One my first fragrant memories is related to my uncle Fulvio. He was an elegant, ironic and generous person and he used to wear only one perfume. It was so classy and distinctive – later on I learned that could be defined as a ‘signature’ scent – that you could smell it even hours after he had left our home. He was my loved daddy’s brother, we met him quite often, and was already nosy, so the day came when I asked him: “Uncle Fulvio, what is this perfume you’re always wearing?” He replied: “It’s called Vetiver”.

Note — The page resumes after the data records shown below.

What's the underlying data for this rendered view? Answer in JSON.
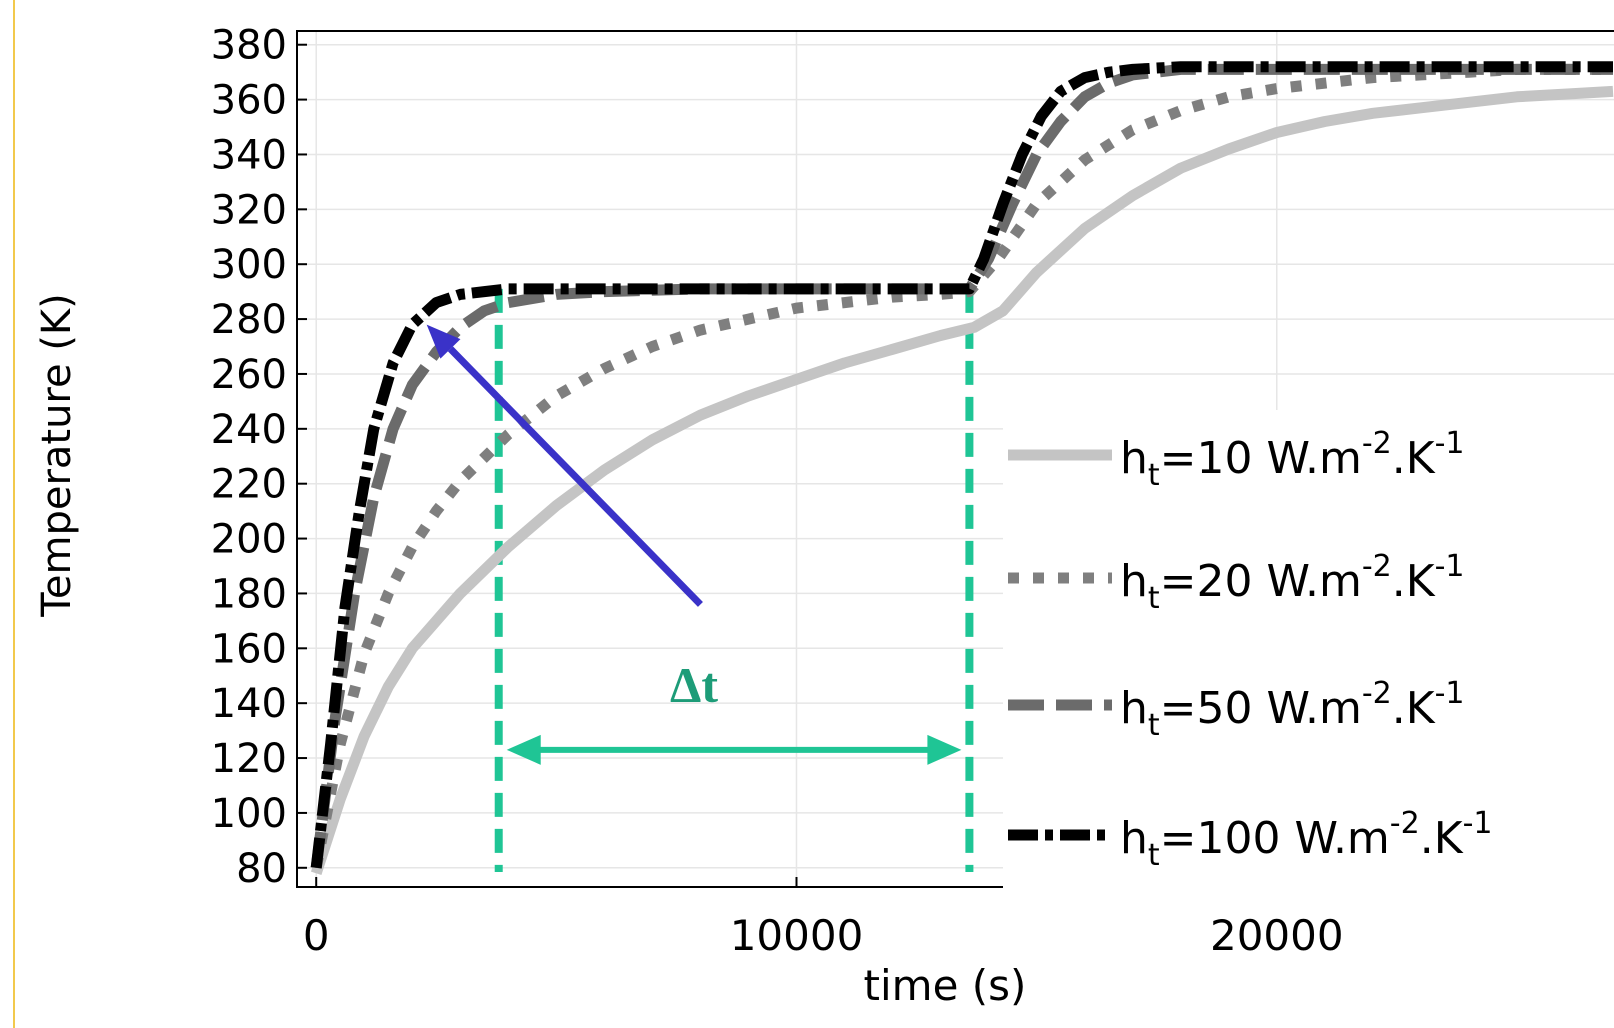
{
  "chart_data": {
    "type": "line",
    "xlabel": "time (s)",
    "ylabel": "Temperature (K)",
    "xlim": [
      -400,
      27500
    ],
    "ylim": [
      73,
      385
    ],
    "x_ticks": [
      0,
      10000,
      20000
    ],
    "x_tick_labels": [
      "0",
      "10000",
      "20000"
    ],
    "y_ticks": [
      80,
      100,
      120,
      140,
      160,
      180,
      200,
      220,
      240,
      260,
      280,
      300,
      320,
      340,
      360,
      380
    ],
    "y_tick_labels": [
      "80",
      "100",
      "120",
      "140",
      "160",
      "180",
      "200",
      "220",
      "240",
      "260",
      "280",
      "300",
      "320",
      "340",
      "360",
      "380"
    ],
    "grid": true,
    "legend_position": "right",
    "series": [
      {
        "name": "ht=10 W.m-2.K-1",
        "label_parts": {
          "base": "h",
          "sub": "t",
          "a": "=10 W.m",
          "sup1": "-2",
          "b": ".K",
          "sup2": "-1"
        },
        "color": "#c4c4c4",
        "style": "solid",
        "x": [
          0,
          500,
          1000,
          1500,
          2000,
          3000,
          4000,
          5000,
          6000,
          7000,
          8000,
          9000,
          10000,
          11000,
          12000,
          13000,
          13700,
          14300,
          15000,
          16000,
          17000,
          18000,
          19000,
          20000,
          21000,
          22000,
          23000,
          24000,
          25000,
          26000,
          27000
        ],
        "y": [
          78,
          105,
          128,
          146,
          160,
          180,
          197,
          212,
          225,
          236,
          245,
          252,
          258,
          264,
          269,
          274,
          277,
          283,
          297,
          313,
          325,
          335,
          342,
          348,
          352,
          355,
          357,
          359,
          361,
          362,
          363
        ]
      },
      {
        "name": "ht=20 W.m-2.K-1",
        "label_parts": {
          "base": "h",
          "sub": "t",
          "a": "=20 W.m",
          "sup1": "-2",
          "b": ".K",
          "sup2": "-1"
        },
        "color": "#7f7f7f",
        "style": "dotted",
        "x": [
          0,
          500,
          1000,
          1500,
          2000,
          2500,
          3000,
          4000,
          5000,
          6000,
          7000,
          8000,
          9000,
          10000,
          11000,
          12000,
          13000,
          13600,
          14200,
          15000,
          16000,
          17000,
          18000,
          19000,
          20000,
          21000,
          22000,
          23000,
          24000,
          25000,
          27000
        ],
        "y": [
          80,
          125,
          158,
          180,
          197,
          210,
          221,
          238,
          252,
          262,
          270,
          276,
          280,
          284,
          286,
          288,
          289,
          290,
          302,
          322,
          338,
          349,
          356,
          361,
          364,
          366,
          368,
          369,
          370,
          371,
          371
        ]
      },
      {
        "name": "ht=50 W.m-2.K-1",
        "label_parts": {
          "base": "h",
          "sub": "t",
          "a": "=50 W.m",
          "sup1": "-2",
          "b": ".K",
          "sup2": "-1"
        },
        "color": "#6b6b6b",
        "style": "dashed",
        "x": [
          0,
          400,
          800,
          1200,
          1600,
          2000,
          2500,
          3000,
          3500,
          4000,
          5000,
          6000,
          8000,
          10000,
          12000,
          13600,
          14000,
          14500,
          15000,
          15500,
          16000,
          16500,
          17000,
          18000,
          20000,
          23000,
          27000
        ],
        "y": [
          80,
          135,
          180,
          215,
          240,
          256,
          268,
          277,
          283,
          286,
          289,
          290,
          291,
          291,
          291,
          291,
          302,
          322,
          340,
          352,
          361,
          366,
          369,
          371,
          371,
          371,
          371
        ]
      },
      {
        "name": "ht=100 W.m-2.K-1",
        "label_parts": {
          "base": "h",
          "sub": "t",
          "a": "=100 W.m",
          "sup1": "-2",
          "b": ".K",
          "sup2": "-1"
        },
        "color": "#000000",
        "style": "dashdot",
        "x": [
          0,
          300,
          600,
          900,
          1200,
          1600,
          2000,
          2500,
          3000,
          3500,
          4000,
          6000,
          8000,
          10000,
          12000,
          13600,
          13900,
          14300,
          14700,
          15100,
          15500,
          16000,
          16500,
          17000,
          18000,
          20000,
          27000
        ],
        "y": [
          80,
          125,
          175,
          210,
          240,
          264,
          278,
          286,
          289,
          290,
          291,
          291,
          291,
          291,
          291,
          291,
          302,
          322,
          340,
          354,
          363,
          368,
          370,
          371,
          372,
          372,
          372
        ]
      }
    ],
    "annotations": {
      "delta_label": "Δt",
      "marker_start_x": 3800,
      "marker_end_x": 13600,
      "arrow_from": {
        "x": 8000,
        "y": 176
      },
      "arrow_to": {
        "x": 2300,
        "y": 278
      },
      "span_y": 123,
      "delta_color": "#1fc595",
      "arrow_color": "#3a32c8"
    }
  }
}
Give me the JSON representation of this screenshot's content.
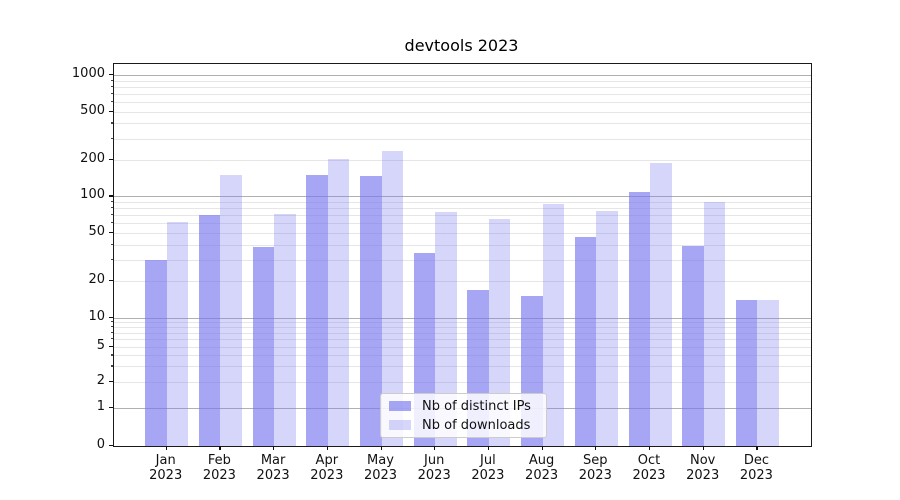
{
  "chart_data": {
    "type": "bar",
    "title": "devtools 2023",
    "categories": [
      "Jan 2023",
      "Feb 2023",
      "Mar 2023",
      "Apr 2023",
      "May 2023",
      "Jun 2023",
      "Jul 2023",
      "Aug 2023",
      "Sep 2023",
      "Oct 2023",
      "Nov 2023",
      "Dec 2023"
    ],
    "series": [
      {
        "name": "Nb of distinct IPs",
        "fill": "rgba(119,119,238,0.65)",
        "values": [
          30,
          70,
          38,
          150,
          148,
          34,
          17,
          15,
          46,
          109,
          39,
          14
        ]
      },
      {
        "name": "Nb of downloads",
        "fill": "rgba(119,119,238,0.30)",
        "values": [
          61,
          150,
          72,
          202,
          235,
          75,
          65,
          87,
          76,
          188,
          90,
          14
        ]
      }
    ],
    "xlabel": "",
    "ylabel": "",
    "yscale": "symlog",
    "yticks": [
      0,
      1,
      2,
      5,
      10,
      20,
      50,
      100,
      200,
      500,
      1000
    ],
    "ylim": [
      0,
      1200
    ],
    "grid": "horizontal, major and minor",
    "legend_position": "lower center",
    "colors": {
      "bar_base": "#7777ee",
      "grid_major": "#b0b0b0",
      "grid_minor": "#e6e6e6",
      "spine": "#1a1a1a"
    }
  }
}
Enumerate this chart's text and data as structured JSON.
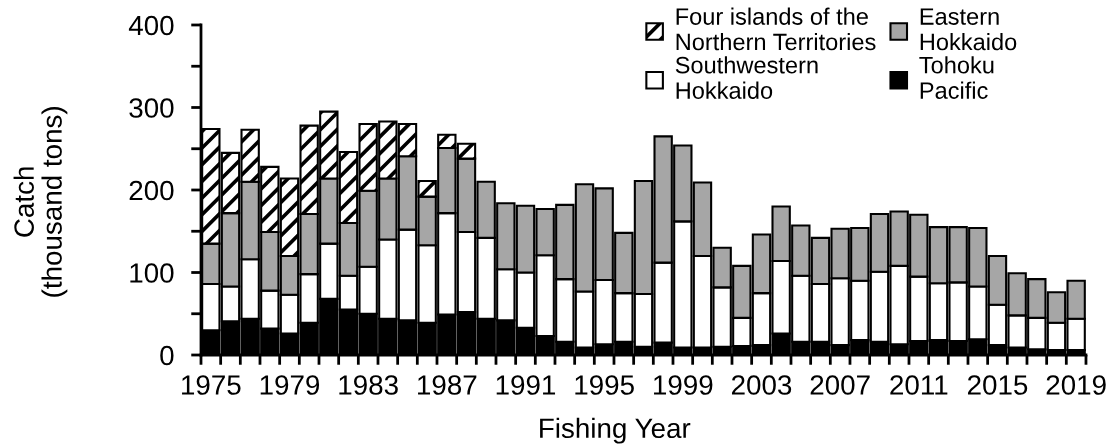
{
  "chart_data": {
    "type": "bar",
    "stacked": true,
    "xlabel": "Fishing Year",
    "ylabel": "Catch\n(thousand tons)",
    "categories": [
      "1975",
      null,
      null,
      null,
      "1979",
      null,
      null,
      null,
      "1983",
      null,
      null,
      null,
      "1987",
      null,
      null,
      null,
      "1991",
      null,
      null,
      null,
      "1995",
      null,
      null,
      null,
      "1999",
      null,
      null,
      null,
      "2003",
      null,
      null,
      null,
      "2007",
      null,
      null,
      null,
      "2011",
      null,
      null,
      null,
      "2015",
      null,
      null,
      null,
      "2019"
    ],
    "ylim": [
      0,
      400
    ],
    "yticks": [
      0,
      {
        "value": 50,
        "label": null
      },
      100,
      {
        "value": 150,
        "label": null
      },
      200,
      {
        "value": 250,
        "label": null
      },
      300,
      {
        "value": 350,
        "label": null
      },
      400
    ],
    "legend": "top right",
    "series": [
      {
        "name": "Tohoku\nPacific",
        "color": "#000000",
        "values": [
          30,
          41,
          44,
          32,
          26,
          39,
          68,
          55,
          50,
          44,
          42,
          39,
          49,
          52,
          44,
          42,
          33,
          23,
          16,
          9,
          13,
          16,
          10,
          15,
          9,
          9,
          10,
          11,
          12,
          26,
          16,
          16,
          12,
          18,
          16,
          13,
          17,
          18,
          17,
          19,
          12,
          9,
          7,
          6,
          6
        ]
      },
      {
        "name": "Southwestern\nHokkaido",
        "color": "#ffffff",
        "values": [
          56,
          42,
          72,
          46,
          47,
          59,
          67,
          41,
          57,
          96,
          110,
          94,
          123,
          97,
          98,
          62,
          67,
          98,
          76,
          68,
          78,
          59,
          64,
          97,
          153,
          111,
          72,
          34,
          63,
          88,
          80,
          70,
          81,
          72,
          85,
          95,
          78,
          69,
          71,
          64,
          49,
          39,
          38,
          33,
          38
        ]
      },
      {
        "name": "Eastern\nHokkaido",
        "color": "#a6a6a6",
        "values": [
          49,
          89,
          94,
          71,
          47,
          73,
          79,
          64,
          92,
          74,
          89,
          59,
          79,
          89,
          68,
          80,
          81,
          56,
          90,
          130,
          111,
          73,
          137,
          153,
          92,
          89,
          48,
          63,
          71,
          66,
          61,
          56,
          60,
          64,
          70,
          66,
          75,
          68,
          67,
          71,
          59,
          51,
          47,
          37,
          46
        ]
      },
      {
        "name": "Four islands of the\nNorthern Territories",
        "color": "#000000",
        "values": [
          139,
          73,
          63,
          79,
          94,
          107,
          81,
          86,
          81,
          69,
          39,
          19,
          16,
          18,
          null,
          null,
          null,
          null,
          null,
          null,
          null,
          null,
          null,
          null,
          null,
          null,
          null,
          null,
          null,
          null,
          null,
          null,
          null,
          null,
          null,
          null,
          null,
          null,
          null,
          null,
          null,
          null,
          null,
          null,
          null
        ]
      }
    ]
  }
}
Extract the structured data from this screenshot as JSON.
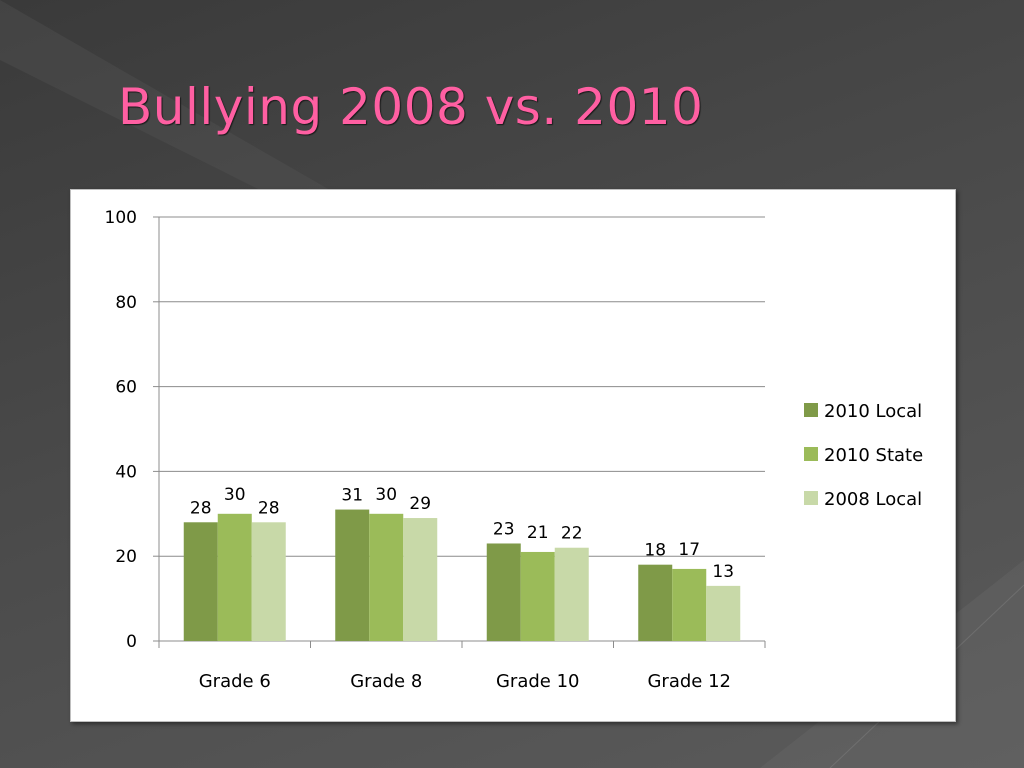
{
  "slide": {
    "title": "Bullying 2008 vs. 2010",
    "title_color": "#ff5fa2"
  },
  "chart_data": {
    "type": "bar",
    "title": "",
    "xlabel": "",
    "ylabel": "",
    "categories": [
      "Grade 6",
      "Grade 8",
      "Grade 10",
      "Grade 12"
    ],
    "series": [
      {
        "name": "2010 Local",
        "values": [
          28,
          31,
          23,
          18
        ],
        "color": "#7f9a48"
      },
      {
        "name": "2010 State",
        "values": [
          30,
          30,
          21,
          17
        ],
        "color": "#9bbb59"
      },
      {
        "name": "2008 Local",
        "values": [
          28,
          29,
          22,
          13
        ],
        "color": "#c8d9a8"
      }
    ],
    "ylim": [
      0,
      100
    ],
    "yticks": [
      0,
      20,
      40,
      60,
      80,
      100
    ],
    "grid": true,
    "legend": "right"
  }
}
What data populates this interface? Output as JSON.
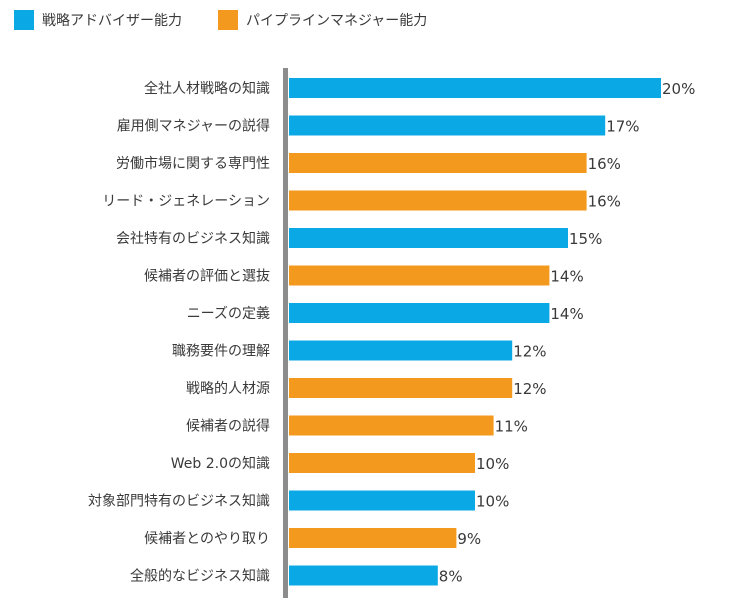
{
  "colors": {
    "advisor": "#0aa9e6",
    "pipeline": "#f39a1e",
    "axis": "#8c8c8c",
    "text": "#3a3a3a"
  },
  "legend": [
    {
      "key": "advisor",
      "label": "戦略アドバイザー能力"
    },
    {
      "key": "pipeline",
      "label": "パイプラインマネジャー能力"
    }
  ],
  "chart_data": {
    "type": "bar",
    "orientation": "horizontal",
    "categories": [
      "全社人材戦略の知識",
      "雇用側マネジャーの説得",
      "労働市場に関する専門性",
      "リード・ジェネレーション",
      "会社特有のビジネス知識",
      "候補者の評価と選抜",
      "ニーズの定義",
      "職務要件の理解",
      "戦略的人材源",
      "候補者の説得",
      "Web 2.0の知識",
      "対象部門特有のビジネス知識",
      "候補者とのやり取り",
      "全般的なビジネス知識"
    ],
    "values": [
      20,
      17,
      16,
      16,
      15,
      14,
      14,
      12,
      12,
      11,
      10,
      10,
      9,
      8
    ],
    "value_labels": [
      "20%",
      "17%",
      "16%",
      "16%",
      "15%",
      "14%",
      "14%",
      "12%",
      "12%",
      "11%",
      "10%",
      "10%",
      "9%",
      "8%"
    ],
    "groups": [
      "advisor",
      "advisor",
      "pipeline",
      "pipeline",
      "advisor",
      "pipeline",
      "advisor",
      "advisor",
      "pipeline",
      "pipeline",
      "pipeline",
      "advisor",
      "pipeline",
      "advisor"
    ],
    "xlim": [
      0,
      20
    ],
    "grid": false,
    "legend_position": "top-left"
  }
}
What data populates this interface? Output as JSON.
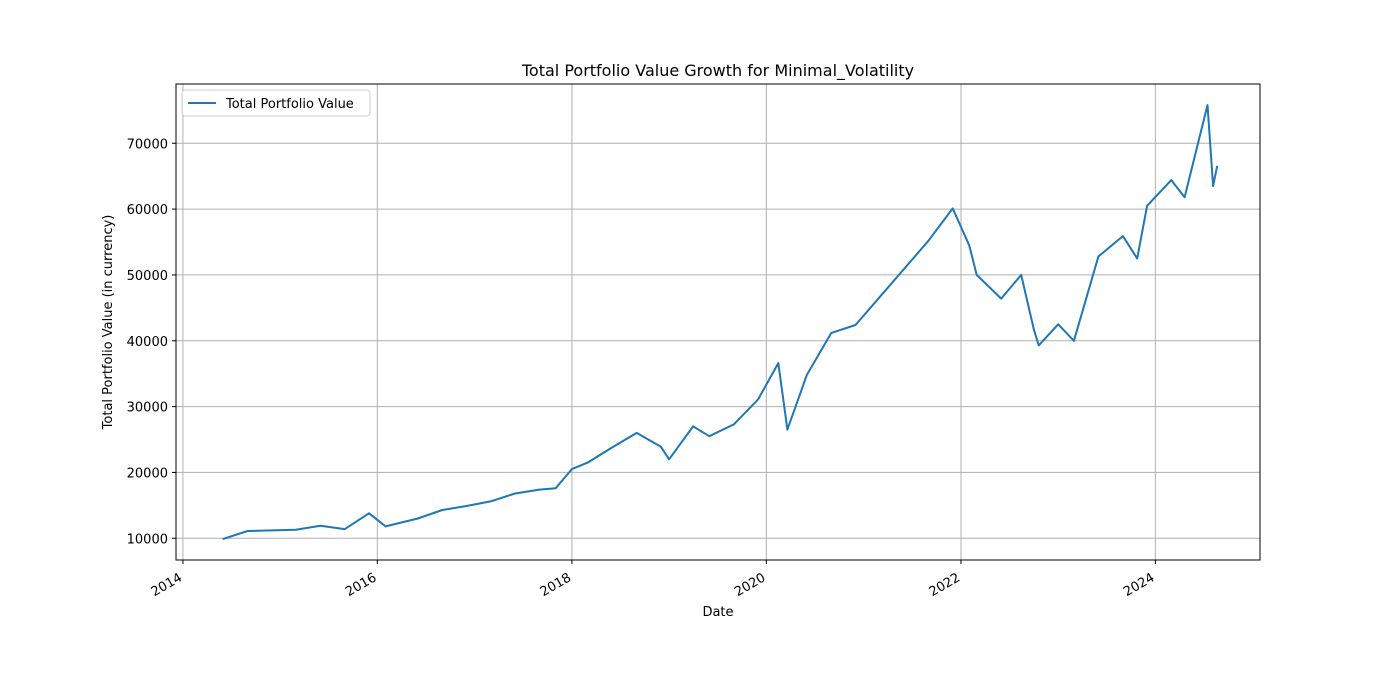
{
  "colors": {
    "series": "#1f77b4",
    "grid": "#b0b0b0",
    "axis": "#000000",
    "background": "#ffffff"
  },
  "chart_data": {
    "type": "line",
    "title": "Total Portfolio Value Growth for Minimal_Volatility",
    "xlabel": "Date",
    "ylabel": "Total Portfolio Value (in currency)",
    "xlim": [
      "2013-12-06",
      "2025-01-28"
    ],
    "ylim": [
      6700,
      79000
    ],
    "grid": true,
    "legend_position": "top-left",
    "x_ticks": [
      "2014",
      "2016",
      "2018",
      "2020",
      "2022",
      "2024"
    ],
    "y_ticks": [
      10000,
      20000,
      30000,
      40000,
      50000,
      60000,
      70000
    ],
    "series": [
      {
        "name": "Total Portfolio Value",
        "x": [
          "2014-06-01",
          "2014-09-01",
          "2014-12-01",
          "2015-03-01",
          "2015-06-01",
          "2015-09-01",
          "2015-12-01",
          "2016-02-01",
          "2016-06-01",
          "2016-09-01",
          "2016-12-01",
          "2017-03-01",
          "2017-06-01",
          "2017-09-01",
          "2017-11-01",
          "2018-01-01",
          "2018-03-01",
          "2018-06-01",
          "2018-09-01",
          "2018-12-01",
          "2019-01-01",
          "2019-04-01",
          "2019-06-01",
          "2019-09-01",
          "2019-12-01",
          "2020-02-15",
          "2020-03-20",
          "2020-06-01",
          "2020-09-01",
          "2020-12-01",
          "2021-03-01",
          "2021-06-01",
          "2021-09-01",
          "2021-12-01",
          "2022-02-01",
          "2022-03-01",
          "2022-06-01",
          "2022-08-15",
          "2022-10-01",
          "2022-10-20",
          "2023-01-01",
          "2023-03-01",
          "2023-06-01",
          "2023-09-01",
          "2023-10-25",
          "2023-12-01",
          "2024-03-01",
          "2024-04-20",
          "2024-07-15",
          "2024-08-05",
          "2024-08-20"
        ],
        "y": [
          9900,
          11100,
          11200,
          11300,
          11900,
          11400,
          13800,
          11800,
          13000,
          14300,
          14900,
          15600,
          16800,
          17400,
          17600,
          20500,
          21500,
          23800,
          26000,
          23900,
          22000,
          27000,
          25500,
          27300,
          31100,
          36600,
          26500,
          34800,
          41200,
          42400,
          46600,
          50900,
          55200,
          60100,
          54500,
          50000,
          46400,
          50000,
          41800,
          39300,
          42500,
          40000,
          52800,
          55900,
          52500,
          60500,
          64400,
          61800,
          75800,
          63500,
          66500
        ]
      }
    ]
  }
}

It's been a lot of time since. But that was enough to forever associate vetiver with a man, a gentleman. At the time I was a little girl, so vetiver was impossible to define. It just smelled fresh and rich and in my infantile mind it reminded me of something green and woody. And, unknowingly, I associated it with tobacco.
Now that rudimentary impression has (obviously and luckily) become a better developed point of view. To me, vetiver is so complex to describe, it can hardly be caged into a universally shareable definition. If it was a color, it would be some shade between dark green and brown. If it was a drink, it could possibly be a peated whiskey. Fresh and earthy, dry and rich, sensual and classy at the same time, vetiver gives you a ‘comforting energy’. Like a calm gentleman who has no need to show off his nobility.
Vetiver defies definition also because it comes from different places: it is an evergreen plant (and a timeless ingredient) native to India, Sri Lanka and Indonesia and it only appeared in the West at the beginning of the 19th century. Precisely in France, imported from Réunion Island. So, among the different qualities of the natural essential oil, we can distinguish the Vetiver Java, cultivated in the islands of Indonesia and in the islands of Reunion and Seychelles, with a smoky scent, very earthy and heavy - from Vetiver Haiti, coming from the Bourbon islands, which has a warmer, punchy and balsamic scent, and a higher value.
In the history of perfumery there are famous episodes and curious cases starring vetiver, while in contemporary formulations it’s often (and surprisingly, maybe) used in women’s fragrances. It adds a woody, softly spicy note making the composition deeper and richer, so vetiver is almost omnipresent. And its memory is still very clear in my mind, in my nose and in my heart. And forever will be.